The damages, he said, disrupts CCTV coverage within that radius, which impairs police capability to monitor safety and security of persons and properties in affected areas.
“We want to come out strongly to caution drivers and other road users and even owners of the vehicles to know that the cameras are there for a reason, which is to monitor the security along the CCTV zones and eliminate those threats,” Mr Enanga said.
He added that some of the cameras were knocked by inebriated drivers while other motorists upon experiencing brake failures use the camera poles as car stoppers.
Police ICT forensic experts working with ICT ministry counterparts are reportedly working to restore the damaged cameras, networks and sites.
Police explain CCTV camera malfunction
Mr Yusuf Ssewanyana, the director for Information, Communication, and Technology (ICT) in Uganda Police Force, said that emerging physical and infrastructure developments are a challenge and disruption to the cameral network.
“As I talk now, the National Water & Sewerage Corporation wrote to Uganda Police to remove 80 camera sites in Kampala because they want to upgrade their pipelines. It is already work in progress and our network is going to be affected,” he said.
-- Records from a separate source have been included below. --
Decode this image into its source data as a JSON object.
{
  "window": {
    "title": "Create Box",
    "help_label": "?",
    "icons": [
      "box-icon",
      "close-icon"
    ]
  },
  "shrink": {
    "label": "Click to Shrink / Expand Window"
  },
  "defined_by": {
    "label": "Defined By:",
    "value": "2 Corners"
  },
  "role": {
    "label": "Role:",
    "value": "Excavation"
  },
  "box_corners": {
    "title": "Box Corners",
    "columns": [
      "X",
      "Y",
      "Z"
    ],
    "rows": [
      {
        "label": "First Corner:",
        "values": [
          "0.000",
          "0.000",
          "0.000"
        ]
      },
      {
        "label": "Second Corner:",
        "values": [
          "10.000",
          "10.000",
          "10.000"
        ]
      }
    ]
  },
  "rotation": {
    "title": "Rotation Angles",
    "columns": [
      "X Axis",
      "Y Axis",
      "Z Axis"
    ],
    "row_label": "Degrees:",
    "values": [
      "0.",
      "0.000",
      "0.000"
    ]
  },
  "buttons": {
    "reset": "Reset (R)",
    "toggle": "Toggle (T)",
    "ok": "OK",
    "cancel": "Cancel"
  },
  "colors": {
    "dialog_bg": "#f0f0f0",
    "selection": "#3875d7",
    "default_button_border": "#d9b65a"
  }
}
Mr Ssewanyana added that 240 cameras, which work in a ring according to the network design, had been removed from Kampala. The removal of one camera, or a camera site, can affect four or five cameras or site, he said. The ICT director said that another challenge they face is the ongoing construction of flyover connecting Jinja Traffic lights to Clock Tower and onward to Katwe. Cameras on the routes stretching from Hotel Africana to Nsambya are being affected by the project, he said, raising question about the quality of planning and spatial relation to other land uses before installation of the cameras.
Mr Ssewanyana said in the suburbs, in Busabala, a 9-kilometre road being constructed to connect to the northern bypass, necessitated removal of cameras there. Other cameras are similarly being affected by ongoing upgrade of Gayaza and other roads.
In Wakiso, police cameras are being removed to pave way for the construction of a road connecting to Entebbe highway. According to Mr Ssewanyana, road construction ongoing along Jinja road in Mukono, which work is mostly done at night, have caused cameras there to be removed as well.
“On Entebbe Road, we are affected because of the ongoing construction, but the good thing [is that] our National Operation Command Centre [in Naguru] is working well. We are even able to see Katuna and other borders where we have linkages,” Mr Ssewanyana said.
He said drunk drivers and motorists experiencing brake failures have smashed more than three dozen cameras sites because they use the poles as stoppers.
“I have also received letters from Hoima and Kasese districts demanding the removal of the camera sites and it is already work in progress and our network is also affected,” the director added. He has since written to his superiors, detailing the encumbrances for a solution.